Alla dimane, quando la lettera fu al suo ricapito, Guido ebbe dolore d'averla scritta. Ora gli pareva di soverchio patetica, ora troppo compassata; ad ogni modo poi gli pareva che in cambio di scriverla, avrebbe saviamente e cortesemente operato ad andare in persona a licenziarsi dalla donna gentile.
Tutti ragionamenti dettati dall'agonia del non doverla vedere più mai, quella bellissima che lo aveva ridotto a quel punto. Ma la era fatta, e non c'era rimedio.
La giornata passò non affatto male, tra per l'operosità concitata degli apprestamenti di viaggio e per le corse che ebbe a fare fuori di casa.
C'è sempre un mondo di nonnulla a cui provvedere, innanzi di cangiar paese. C'è, verbigrazia, da pensare alle cose che si porteranno seco, e a quelle che si lasciano: c'è da ordinare le sue carte, bruciare le inutili e quelle segnatamente che risguardano altrui. E qui, fermate, commozioni ad ogni tratto! In que' foglietti che vengono tra le mani, foglie disperse della Sibilla, v'hanno pensieri fuggevoli che fanno ricordare con amarissima voluttà il giorno in cui furono scritti; v'hanno lettere che bisogna rileggere, fragranze del passato che si aspirano più e più volte, quasi per provare da capo sensazioni lontane; v'hanno di certi fogli, di certi ricordi che non si ardisce distruggere così sui due piedi, epperò si ripongono sull'orlo del tavolino, per modo che abbiano ad essere gli ultimi sacrificati, quasi che nel tempo che gli altri si mutano in cenere, dovesse sopraggiungere tal cosa che li avesse a scampare dal fato comune.

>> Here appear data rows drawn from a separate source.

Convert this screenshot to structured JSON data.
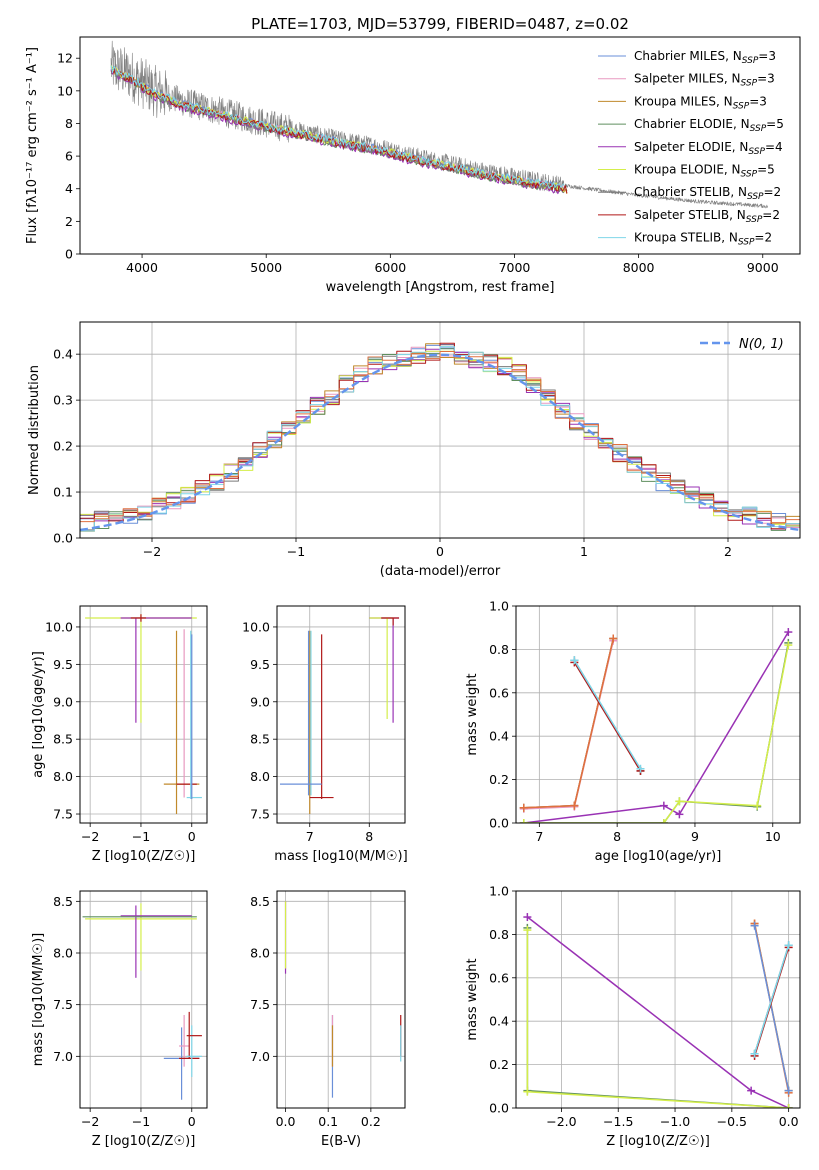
{
  "palette": {
    "grey_data": "#808080",
    "normal_curve": "#6495ed"
  },
  "chart_data": [
    {
      "id": "spectrum",
      "type": "line",
      "title": "PLATE=1703, MJD=53799, FIBERID=0487, z=0.02",
      "xlabel": "wavelength [Angstrom, rest frame]",
      "ylabel": "Flux [fλ10⁻¹⁷ erg cm⁻² s⁻¹ A⁻¹]",
      "xlim": [
        3500,
        9300
      ],
      "ylim": [
        0,
        13.3
      ],
      "xticks": [
        4000,
        5000,
        6000,
        7000,
        8000,
        9000
      ],
      "yticks": [
        0,
        2,
        4,
        6,
        8,
        10,
        12
      ],
      "grid": false,
      "legend_position": "upper-right",
      "data_color": "#808080",
      "data_continuum": {
        "x": [
          3750,
          3900,
          4000,
          4100,
          4300,
          4500,
          4700,
          5000,
          5300,
          5600,
          5900,
          6200,
          6500,
          6800,
          7100,
          7400,
          7700,
          8000,
          8500,
          9000,
          9040
        ],
        "y": [
          11.5,
          11.0,
          10.5,
          10.0,
          9.4,
          9.0,
          8.6,
          8.0,
          7.5,
          7.0,
          6.6,
          6.0,
          5.5,
          5.0,
          4.6,
          4.2,
          3.9,
          3.6,
          3.2,
          2.95,
          2.9
        ]
      },
      "series": [
        {
          "name": "Chabrier MILES, N_SSP=3",
          "color": "#6a8fd8"
        },
        {
          "name": "Salpeter MILES, N_SSP=3",
          "color": "#e899c0"
        },
        {
          "name": "Kroupa MILES, N_SSP=3",
          "color": "#c08a2c"
        },
        {
          "name": "Chabrier ELODIE, N_SSP=5",
          "color": "#5f8f5f"
        },
        {
          "name": "Salpeter ELODIE, N_SSP=4",
          "color": "#9932b4"
        },
        {
          "name": "Kroupa ELODIE, N_SSP=5",
          "color": "#d4ee4a"
        },
        {
          "name": "Chabrier STELIB, N_SSP=2",
          "color": "#7a7a7a"
        },
        {
          "name": "Salpeter STELIB, N_SSP=2",
          "color": "#b01818"
        },
        {
          "name": "Kroupa STELIB, N_SSP=2",
          "color": "#7fd6e8"
        }
      ],
      "legend_labels": [
        {
          "prefix": "Chabrier MILES, N",
          "sub": "SSP",
          "suffix": "=3"
        },
        {
          "prefix": "Salpeter MILES, N",
          "sub": "SSP",
          "suffix": "=3"
        },
        {
          "prefix": "Kroupa MILES, N",
          "sub": "SSP",
          "suffix": "=3"
        },
        {
          "prefix": "Chabrier ELODIE, N",
          "sub": "SSP",
          "suffix": "=5"
        },
        {
          "prefix": "Salpeter ELODIE, N",
          "sub": "SSP",
          "suffix": "=4"
        },
        {
          "prefix": "Kroupa ELODIE, N",
          "sub": "SSP",
          "suffix": "=5"
        },
        {
          "prefix": "Chabrier STELIB, N",
          "sub": "SSP",
          "suffix": "=2"
        },
        {
          "prefix": "Salpeter STELIB, N",
          "sub": "SSP",
          "suffix": "=2"
        },
        {
          "prefix": "Kroupa STELIB, N",
          "sub": "SSP",
          "suffix": "=2"
        }
      ]
    },
    {
      "id": "residuals",
      "type": "line",
      "xlabel": "(data-model)/error",
      "ylabel": "Normed distribution",
      "xlim": [
        -2.5,
        2.5
      ],
      "ylim": [
        0,
        0.47
      ],
      "xticks": [
        -2,
        -1,
        0,
        1,
        2
      ],
      "yticks": [
        0.0,
        0.1,
        0.2,
        0.3,
        0.4
      ],
      "grid": true,
      "legend_position": "upper-right",
      "legend_label": "N(0, 1)",
      "histogram_bin_width": 0.1,
      "histogram_shape": {
        "x": [
          -2.5,
          -2.0,
          -1.5,
          -1.0,
          -0.5,
          0.0,
          0.5,
          1.0,
          1.5,
          2.0,
          2.5
        ],
        "y": [
          0.03,
          0.06,
          0.13,
          0.25,
          0.37,
          0.41,
          0.37,
          0.24,
          0.13,
          0.06,
          0.025
        ]
      },
      "normal_curve": {
        "mean": 0,
        "sigma": 1,
        "color": "#6495ed"
      }
    },
    {
      "id": "age_vs_Z",
      "type": "scatter",
      "xlabel": "Z [log10(Z/Z☉)]",
      "ylabel": "age [log10(age/yr)]",
      "xlim": [
        -2.2,
        0.3
      ],
      "ylim": [
        7.38,
        10.28
      ],
      "xticks": [
        -2,
        -1,
        0
      ],
      "yticks": [
        7.5,
        8.0,
        8.5,
        9.0,
        9.5,
        10.0
      ],
      "grid": true,
      "errorbars": [
        {
          "x": -1.0,
          "y": 10.12,
          "xerr": [
            1.1,
            1.1
          ],
          "yerr": [
            1.4,
            0.05
          ],
          "color": "#d4ee4a"
        },
        {
          "x": -1.1,
          "y": 10.12,
          "xerr": [
            0.3,
            1.1
          ],
          "yerr": [
            1.4,
            0.0
          ],
          "color": "#9932b4"
        },
        {
          "x": -1.0,
          "y": 10.12,
          "xerr": [
            0.2,
            0.1
          ],
          "yerr": [
            0.05,
            0.05
          ],
          "color": "#b01818"
        },
        {
          "x": -0.3,
          "y": 9.95,
          "xerr": [
            0.0,
            0.0
          ],
          "yerr": [
            2.45,
            0.0
          ],
          "color": "#c08a2c"
        },
        {
          "x": -0.15,
          "y": 9.92,
          "xerr": [
            0.0,
            0.0
          ],
          "yerr": [
            2.2,
            0.05
          ],
          "color": "#e899c0"
        },
        {
          "x": -0.2,
          "y": 7.9,
          "xerr": [
            0.35,
            0.35
          ],
          "yerr": [
            0.0,
            0.0
          ],
          "color": "#c08a2c"
        },
        {
          "x": -0.1,
          "y": 7.9,
          "xerr": [
            0.2,
            0.2
          ],
          "yerr": [
            0.0,
            0.0
          ],
          "color": "#b01818"
        },
        {
          "x": 0.0,
          "y": 7.72,
          "xerr": [
            0.1,
            0.2
          ],
          "yerr": [
            0.0,
            0.0
          ],
          "color": "#7fd6e8"
        },
        {
          "x": -0.02,
          "y": 9.9,
          "xerr": [
            0.0,
            0.0
          ],
          "yerr": [
            2.2,
            0.05
          ],
          "color": "#7fd6e8"
        },
        {
          "x": -0.0,
          "y": 9.9,
          "xerr": [
            0.0,
            0.0
          ],
          "yerr": [
            2.2,
            0.0
          ],
          "color": "#6a8fd8"
        }
      ]
    },
    {
      "id": "age_vs_mass",
      "type": "scatter",
      "xlabel": "mass [log10(M/M☉)]",
      "ylabel": "",
      "xlim": [
        6.45,
        8.6
      ],
      "ylim": [
        7.38,
        10.28
      ],
      "xticks": [
        7,
        8
      ],
      "yticks": [
        7.5,
        8.0,
        8.5,
        9.0,
        9.5,
        10.0
      ],
      "grid": true,
      "errorbars": [
        {
          "x": 7.0,
          "y": 9.95,
          "xerr": [
            0.0,
            0.0
          ],
          "yerr": [
            2.45,
            0.0
          ],
          "color": "#c08a2c"
        },
        {
          "x": 7.02,
          "y": 9.95,
          "xerr": [
            0.0,
            0.0
          ],
          "yerr": [
            2.2,
            0.0
          ],
          "color": "#7fd6e8"
        },
        {
          "x": 6.98,
          "y": 9.95,
          "xerr": [
            0.0,
            0.0
          ],
          "yerr": [
            2.2,
            0.0
          ],
          "color": "#6a8fd8"
        },
        {
          "x": 7.2,
          "y": 9.9,
          "xerr": [
            0.0,
            0.0
          ],
          "yerr": [
            2.2,
            0.0
          ],
          "color": "#b01818"
        },
        {
          "x": 7.0,
          "y": 7.9,
          "xerr": [
            0.5,
            0.2
          ],
          "yerr": [
            0.0,
            0.0
          ],
          "color": "#6a8fd8"
        },
        {
          "x": 7.1,
          "y": 7.72,
          "xerr": [
            0.1,
            0.3
          ],
          "yerr": [
            0.0,
            0.0
          ],
          "color": "#b01818"
        },
        {
          "x": 8.4,
          "y": 10.12,
          "xerr": [
            0.4,
            0.1
          ],
          "yerr": [
            1.4,
            0.0
          ],
          "color": "#9932b4"
        },
        {
          "x": 8.3,
          "y": 10.12,
          "xerr": [
            0.3,
            0.1
          ],
          "yerr": [
            1.35,
            0.0
          ],
          "color": "#d4ee4a"
        },
        {
          "x": 8.4,
          "y": 10.12,
          "xerr": [
            0.2,
            0.1
          ],
          "yerr": [
            0.1,
            0.0
          ],
          "color": "#b01818"
        }
      ]
    },
    {
      "id": "weight_vs_age",
      "type": "line",
      "xlabel": "age [log10(age/yr)]",
      "ylabel": "mass weight",
      "xlim": [
        6.7,
        10.35
      ],
      "ylim": [
        0,
        1.0
      ],
      "xticks": [
        7,
        8,
        9,
        10
      ],
      "yticks": [
        0.0,
        0.2,
        0.4,
        0.6,
        0.8,
        1.0
      ],
      "grid": true,
      "series": [
        {
          "color": "#6a8fd8",
          "x": [
            6.8,
            7.45,
            7.95
          ],
          "y": [
            0.07,
            0.08,
            0.85
          ]
        },
        {
          "color": "#e899c0",
          "x": [
            6.8,
            7.45,
            7.95
          ],
          "y": [
            0.065,
            0.075,
            0.84
          ]
        },
        {
          "color": "#c08a2c",
          "x": [
            6.8,
            7.45,
            7.95
          ],
          "y": [
            0.07,
            0.08,
            0.85
          ]
        },
        {
          "color": "#e07040",
          "x": [
            6.8,
            7.45,
            7.95
          ],
          "y": [
            0.07,
            0.08,
            0.85
          ]
        },
        {
          "color": "#7a7a7a",
          "x": [
            7.45,
            8.3
          ],
          "y": [
            0.75,
            0.24
          ]
        },
        {
          "color": "#b01818",
          "x": [
            7.45,
            8.3
          ],
          "y": [
            0.74,
            0.24
          ]
        },
        {
          "color": "#7fd6e8",
          "x": [
            7.45,
            8.3
          ],
          "y": [
            0.75,
            0.25
          ]
        },
        {
          "color": "#9932b4",
          "x": [
            6.8,
            8.6,
            8.8,
            10.2
          ],
          "y": [
            0.0,
            0.08,
            0.04,
            0.88
          ]
        },
        {
          "color": "#5f8f5f",
          "x": [
            6.8,
            8.6,
            8.8,
            9.8,
            10.2
          ],
          "y": [
            0.0,
            0.0,
            0.1,
            0.075,
            0.83
          ]
        },
        {
          "color": "#d4ee4a",
          "x": [
            6.8,
            8.6,
            8.8,
            9.8,
            10.2
          ],
          "y": [
            0.0,
            0.0,
            0.1,
            0.08,
            0.82
          ]
        }
      ]
    },
    {
      "id": "mass_vs_Z",
      "type": "scatter",
      "xlabel": "Z [log10(Z/Z☉)]",
      "ylabel": "mass [log10(M/M☉)]",
      "xlim": [
        -2.2,
        0.3
      ],
      "ylim": [
        6.5,
        8.6
      ],
      "xticks": [
        -2,
        -1,
        0
      ],
      "yticks": [
        7.0,
        7.5,
        8.0,
        8.5
      ],
      "grid": true,
      "errorbars": [
        {
          "x": -1.0,
          "y": 8.33,
          "xerr": [
            1.1,
            1.1
          ],
          "yerr": [
            0.5,
            0.15
          ],
          "color": "#d4ee4a"
        },
        {
          "x": -1.1,
          "y": 8.36,
          "xerr": [
            0.3,
            1.1
          ],
          "yerr": [
            0.6,
            0.1
          ],
          "color": "#9932b4"
        },
        {
          "x": -1.05,
          "y": 8.35,
          "xerr": [
            1.1,
            1.15
          ],
          "yerr": [
            0.0,
            0.0
          ],
          "color": "#5f8f5f"
        },
        {
          "x": -0.2,
          "y": 6.98,
          "xerr": [
            0.35,
            0.35
          ],
          "yerr": [
            0.4,
            0.3
          ],
          "color": "#6a8fd8"
        },
        {
          "x": -0.15,
          "y": 7.1,
          "xerr": [
            0.1,
            0.1
          ],
          "yerr": [
            0.2,
            0.3
          ],
          "color": "#e899c0"
        },
        {
          "x": -0.05,
          "y": 6.98,
          "xerr": [
            0.2,
            0.2
          ],
          "yerr": [
            0.0,
            0.45
          ],
          "color": "#b01818"
        },
        {
          "x": 0.0,
          "y": 7.0,
          "xerr": [
            0.1,
            0.2
          ],
          "yerr": [
            0.2,
            0.3
          ],
          "color": "#7fd6e8"
        },
        {
          "x": 0.0,
          "y": 7.2,
          "xerr": [
            0.1,
            0.2
          ],
          "yerr": [
            0.0,
            0.0
          ],
          "color": "#b01818"
        }
      ]
    },
    {
      "id": "mass_vs_EBV",
      "type": "scatter",
      "xlabel": "E(B-V)",
      "ylabel": "",
      "xlim": [
        -0.02,
        0.28
      ],
      "ylim": [
        6.5,
        8.6
      ],
      "xticks": [
        0.0,
        0.1,
        0.2
      ],
      "yticks": [
        7.0,
        7.5,
        8.0,
        8.5
      ],
      "grid": true,
      "errorbars": [
        {
          "x": 0.0,
          "y": 8.2,
          "xerr": [
            0.0,
            0.0
          ],
          "yerr": [
            0.4,
            0.3
          ],
          "color": "#9932b4"
        },
        {
          "x": 0.0,
          "y": 8.15,
          "xerr": [
            0.0,
            0.0
          ],
          "yerr": [
            0.3,
            0.35
          ],
          "color": "#d4ee4a"
        },
        {
          "x": 0.11,
          "y": 6.95,
          "xerr": [
            0.0,
            0.0
          ],
          "yerr": [
            0.35,
            0.45
          ],
          "color": "#6a8fd8"
        },
        {
          "x": 0.11,
          "y": 7.1,
          "xerr": [
            0.0,
            0.0
          ],
          "yerr": [
            0.2,
            0.3
          ],
          "color": "#e899c0"
        },
        {
          "x": 0.11,
          "y": 7.0,
          "xerr": [
            0.0,
            0.0
          ],
          "yerr": [
            0.1,
            0.3
          ],
          "color": "#c08a2c"
        },
        {
          "x": 0.27,
          "y": 7.2,
          "xerr": [
            0.0,
            0.0
          ],
          "yerr": [
            0.2,
            0.2
          ],
          "color": "#b01818"
        },
        {
          "x": 0.27,
          "y": 7.1,
          "xerr": [
            0.0,
            0.0
          ],
          "yerr": [
            0.15,
            0.2
          ],
          "color": "#7fd6e8"
        }
      ]
    },
    {
      "id": "weight_vs_Z",
      "type": "line",
      "xlabel": "Z [log10(Z/Z☉)]",
      "ylabel": "mass weight",
      "xlim": [
        -2.4,
        0.1
      ],
      "ylim": [
        0,
        1.0
      ],
      "xticks": [
        -2.0,
        -1.5,
        -1.0,
        -0.5,
        0.0
      ],
      "yticks": [
        0.0,
        0.2,
        0.4,
        0.6,
        0.8,
        1.0
      ],
      "grid": true,
      "series": [
        {
          "color": "#9932b4",
          "x": [
            -2.3,
            -0.33,
            0.0
          ],
          "y": [
            0.88,
            0.08,
            0.0
          ]
        },
        {
          "color": "#5f8f5f",
          "x": [
            -2.3,
            -2.3,
            0.0
          ],
          "y": [
            0.83,
            0.08,
            0.0
          ]
        },
        {
          "color": "#d4ee4a",
          "x": [
            -2.3,
            -2.3,
            0.0
          ],
          "y": [
            0.82,
            0.075,
            0.0
          ]
        },
        {
          "color": "#c08a2c",
          "x": [
            -0.3,
            0.0
          ],
          "y": [
            0.85,
            0.08
          ]
        },
        {
          "color": "#e07040",
          "x": [
            -0.3,
            0.0
          ],
          "y": [
            0.85,
            0.07
          ]
        },
        {
          "color": "#6a8fd8",
          "x": [
            -0.3,
            0.0
          ],
          "y": [
            0.84,
            0.08
          ]
        },
        {
          "color": "#7a7a7a",
          "x": [
            -0.3,
            0.0
          ],
          "y": [
            0.25,
            0.75
          ]
        },
        {
          "color": "#b01818",
          "x": [
            -0.3,
            0.0
          ],
          "y": [
            0.24,
            0.74
          ]
        },
        {
          "color": "#7fd6e8",
          "x": [
            -0.3,
            0.0
          ],
          "y": [
            0.25,
            0.75
          ]
        }
      ]
    }
  ]
}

Fornita quella mesta bisogna, che si portò via tutto il mattino, Laurenti uscì di casa per andare dal suo banchiere a metter sesto alle cose sue, la qual cosa non riuscì punto difficile, dacchè tutto l'avere di Guido era posto a frutto nei banchi, o nelle cartelle del debito pubblico. Rimaneva la casa col giardino, dov'egli abitava; ma per questo negozio il giovine stava appunto accarezzando un disegno che vedrete di poi.
Venne quindi la volta dei servi da congedare e da consolare nel tempo istesso, poichè erano gente buona e molto affezionata a quell'ottimo padrone ch'egli era. Guido li accomiatò da gran signore, lasciando a tutti larga memoria di sè.
In queste ed altre faccende giunse la sera. Tornandosene a casa, trovò il giardiniere della signora Argellani, che lo aspettava sull'uscio.
—Buon giorno, ed anzi buona sera a Vossignoria!—disse il Giacomo levandosi il cappello.
—Oh, Giacomo,—rispose Laurenti, facendo uno sforzo grandissimo per sorridergli—che buon vento vi mena quassù?